From heavy snow to driving sleet and rain.
That's what people along the shoreline have been dealing with as Blizzard Eugene continues to make its way through Connecticut.
Those who had to be out on the roads on Tuesday, like nurses and plow drivers, said crews have been doing a good job a cleaning the main roads, but they're were quick to point out that if you don't have to be out there, stay home.
The Elm City put in a travel ban that started at 7 a.m. on Tuesday, and will expire at 5 p.m.
Not a lot of cars were on the roads in New Haven on Tuesday, as drivers heeded the warnings of city and state officials.
The city said there were fewer cars downtown, and on city roads in general, leading to fewer accidents than what they typically see in a major storm.
New Haven's public works crews have been out since early Tuesday morning, plowing streets, with the focus on keeping the city's main roads clear for emergency vehicles.
Plow drivers said, just because it has stopped snowing, it doesn't make their job any easier.
In fact, the rain and sleet made it a little more challenging.
"The snow gets heavier, it is hard to push, it’s slushy. You can't control it like the way you control snowflakes, snowflakes are a lot easier,” said Moe Kafal, a plow truck driver.
"Very few cars luckily.
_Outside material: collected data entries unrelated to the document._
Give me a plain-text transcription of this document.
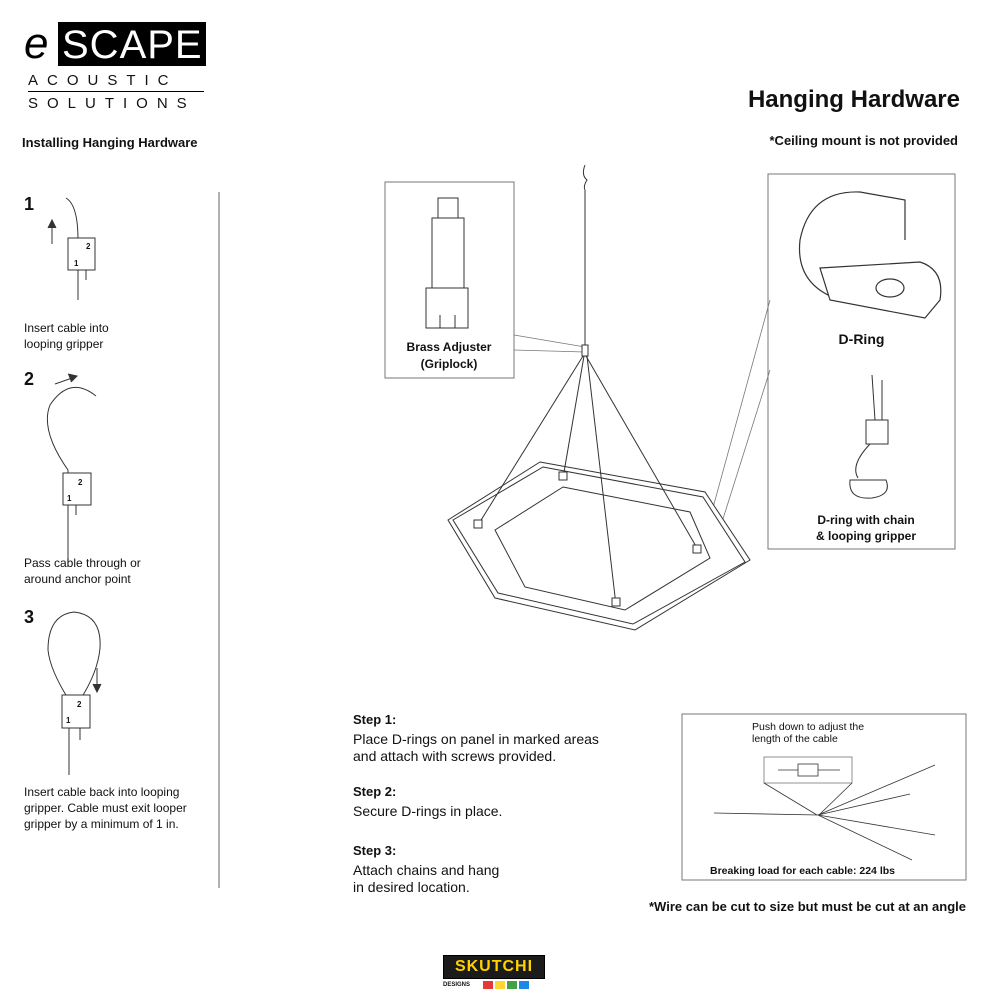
e SCAPE
ACOUSTIC
SOLUTIONS	Hanging Hardware
Installing Hanging Hardware	*Ceiling mount is not provided
2
1
2
1
2
1
1
Insert cable into looping gripper
2
Pass cable through or around anchor point
3
Insert cable back into looping gripper. Cable must exit looper gripper by a minimum of 1 in.
Brass Adjuster
(Griplock)
D-Ring
D-ring with chain
& looping gripper
Step 1:
Place D-rings on panel in marked areas
and attach with screws provided.
Step 2:
Secure D-rings in place.
Step 3:
Attach chains and hang
in desired location.
Push down to adjust the
length of the cable
Breaking load for each cable: 224 lbs
*Wire can be cut to size but must be cut at an angle
SKUTCHI
DESIGNS
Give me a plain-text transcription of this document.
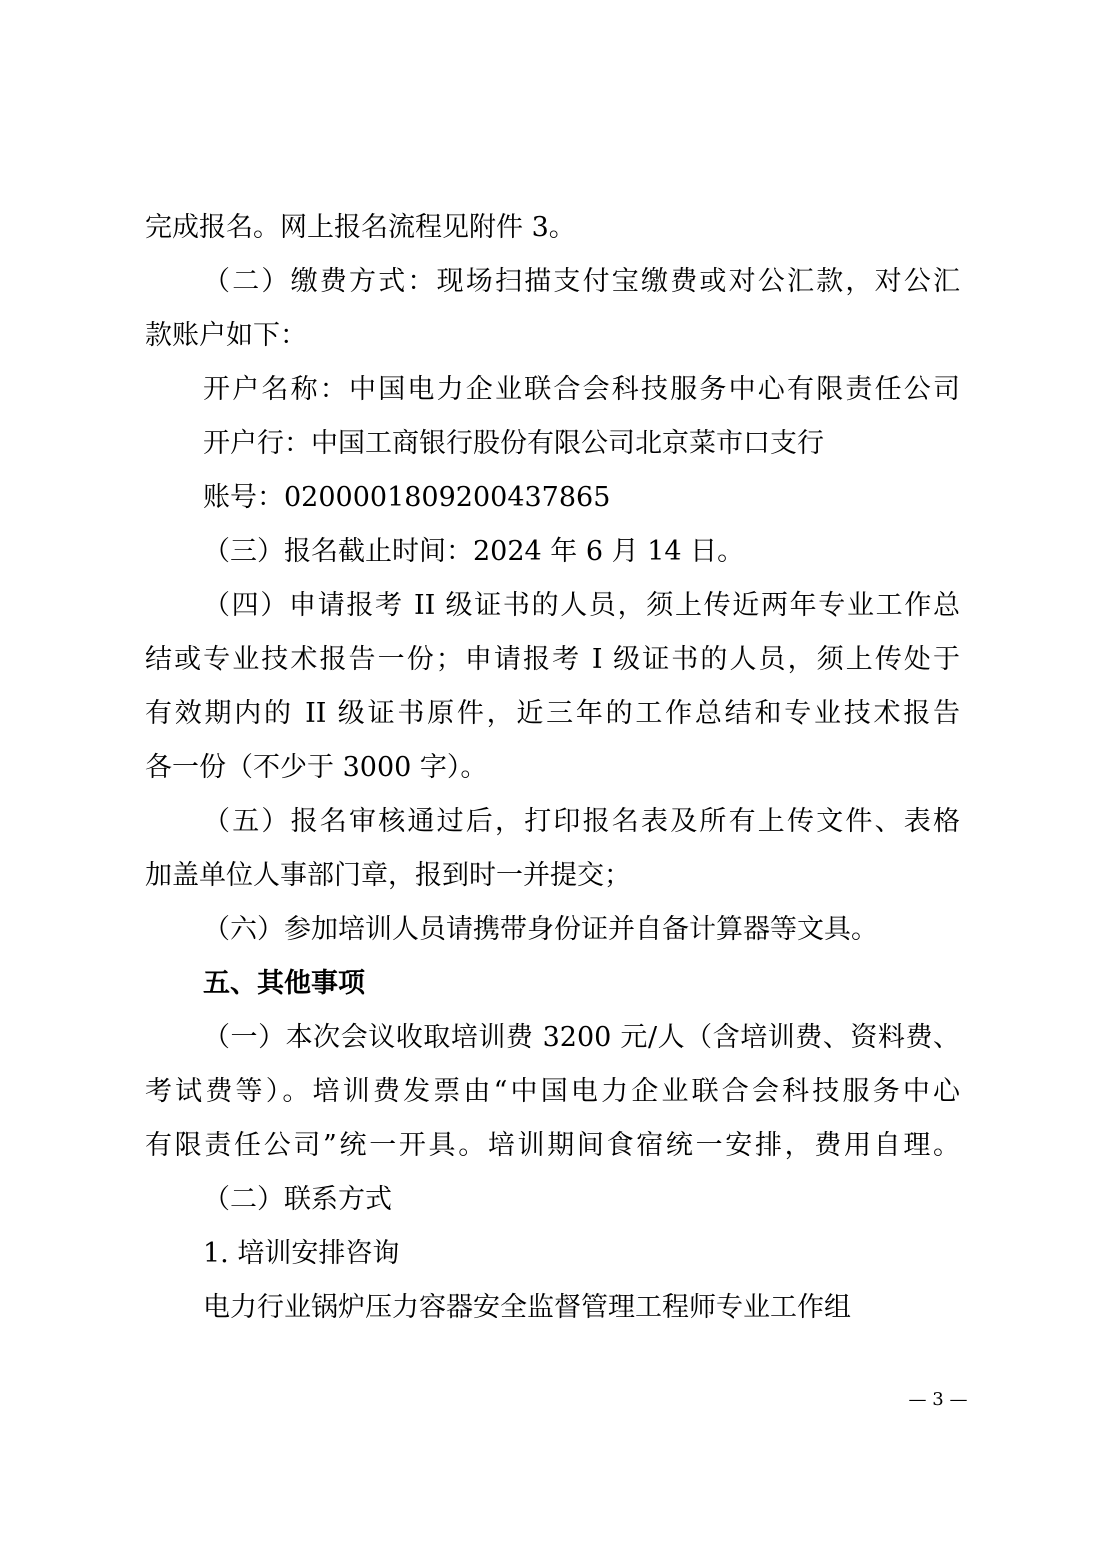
完成报名。网上报名流程见附件 3。
（二）缴费方式：现场扫描支付宝缴费或对公汇款，对公汇
款账户如下：
开户名称：中国电力企业联合会科技服务中心有限责任公司
开户行：中国工商银行股份有限公司北京菜市口支行
账号：0200001809200437865
（三）报名截止时间：2024 年 6 月 14 日。
（四）申请报考 II 级证书的人员，须上传近两年专业工作总
结或专业技术报告一份；申请报考 I 级证书的人员，须上传处于
有效期内的 II 级证书原件，近三年的工作总结和专业技术报告
各一份（不少于 3000 字）。
（五）报名审核通过后，打印报名表及所有上传文件、表格
加盖单位人事部门章，报到时一并提交；
（六）参加培训人员请携带身份证并自备计算器等文具。
五、其他事项
（一）本次会议收取培训费 3200 元/人（含培训费、资料费、
考试费等）。培训费发票由“中国电力企业联合会科技服务中心
有限责任公司”统一开具。培训期间食宿统一安排，费用自理。
（二）联系方式
1. 培训安排咨询
电力行业锅炉压力容器安全监督管理工程师专业工作组
— 3 —
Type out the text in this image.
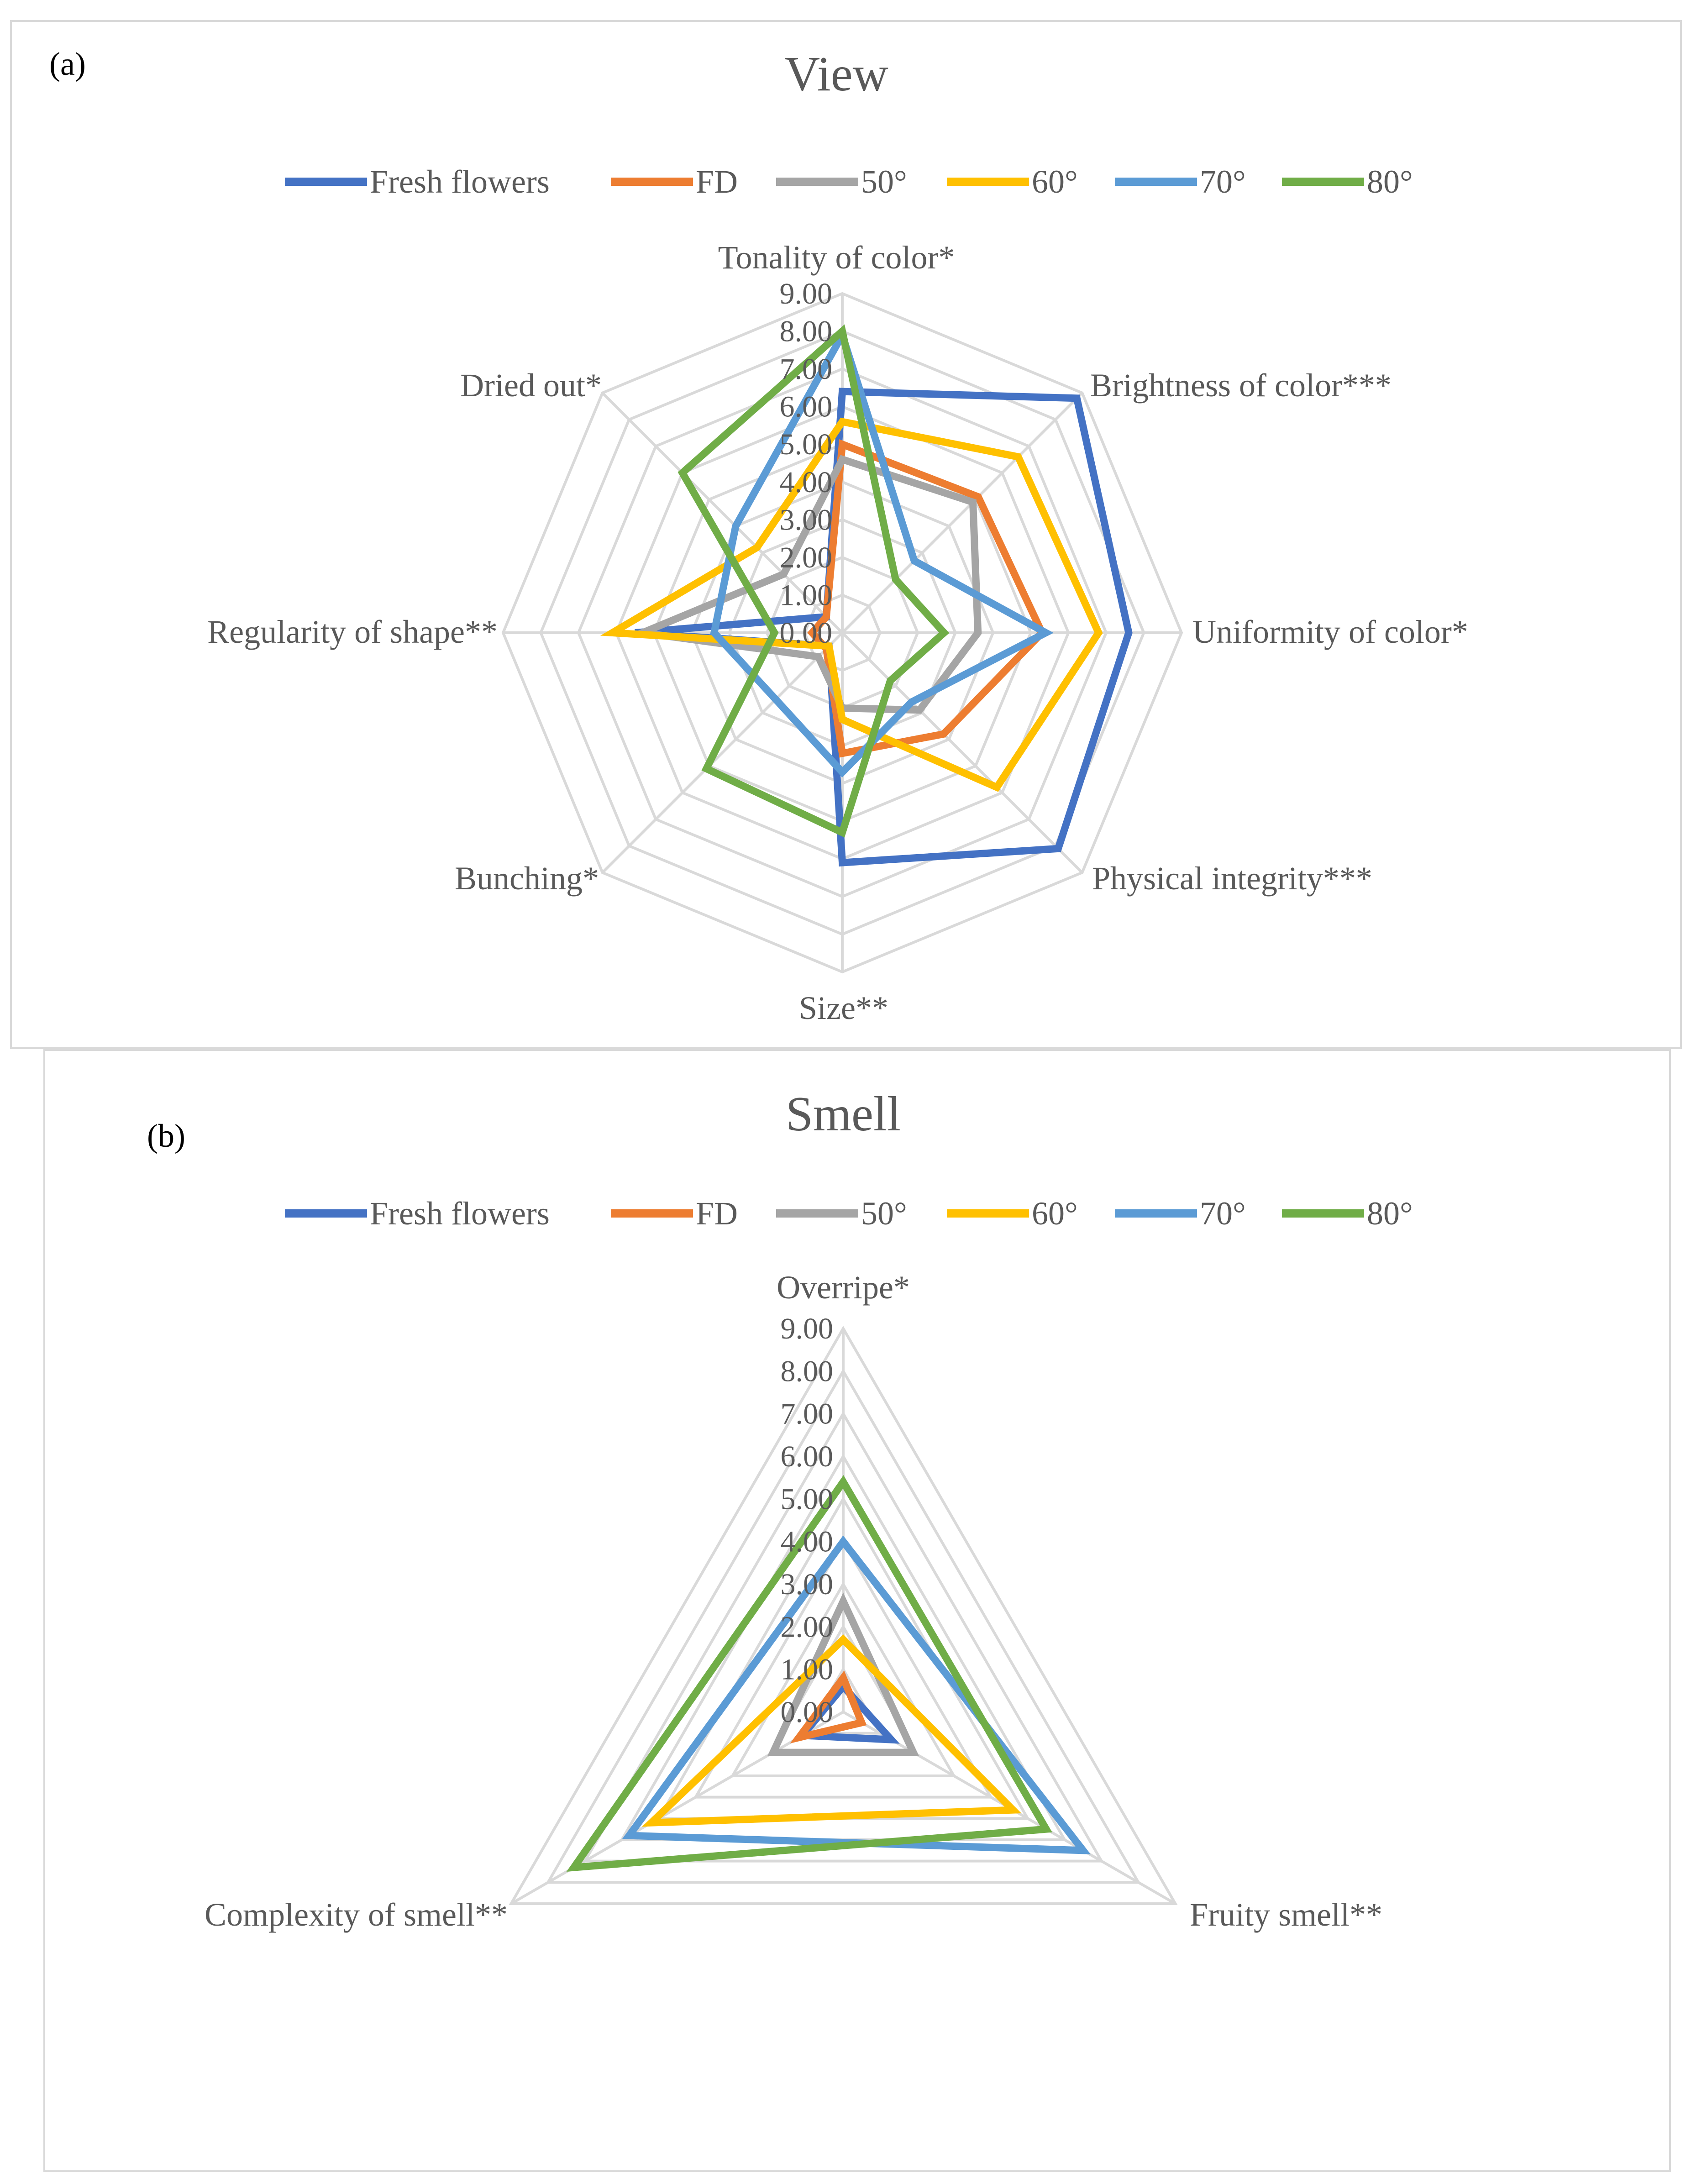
(a)	View
Fresh flowers	FD	50°	60°	70°	80°
0.00
1.00
2.00
3.00
4.00
5.00
6.00
7.00
8.00
9.00
Tonality of color*
Brightness of color***
Uniformity of color*
Physical integrity***
Size**
Bunching*
Regularity of shape**
Dried out*
(b)	Smell
Fresh flowers	FD	50°	60°	70°	80°
0.00
1.00
2.00
3.00
4.00
5.00
6.00
7.00
8.00
9.00
Overripe*
Fruity smell**
Complexity of smell**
Seems like people are...paying attention, staying home relaxing, staying warm,” said Rose Denice, of Shelton.
While the travel ban ends at 5 p.m., city officials ask drivers to stay off the roads if they can.
Crews will continue to plow Tuesday night, and they'll have a full shift switch at 9 p.m., and then Wednesday it will be more of the same, cleaning up in the neighborhoods.
While they clean up, they're also reminding residents to clear their walks and around their fire hydrants.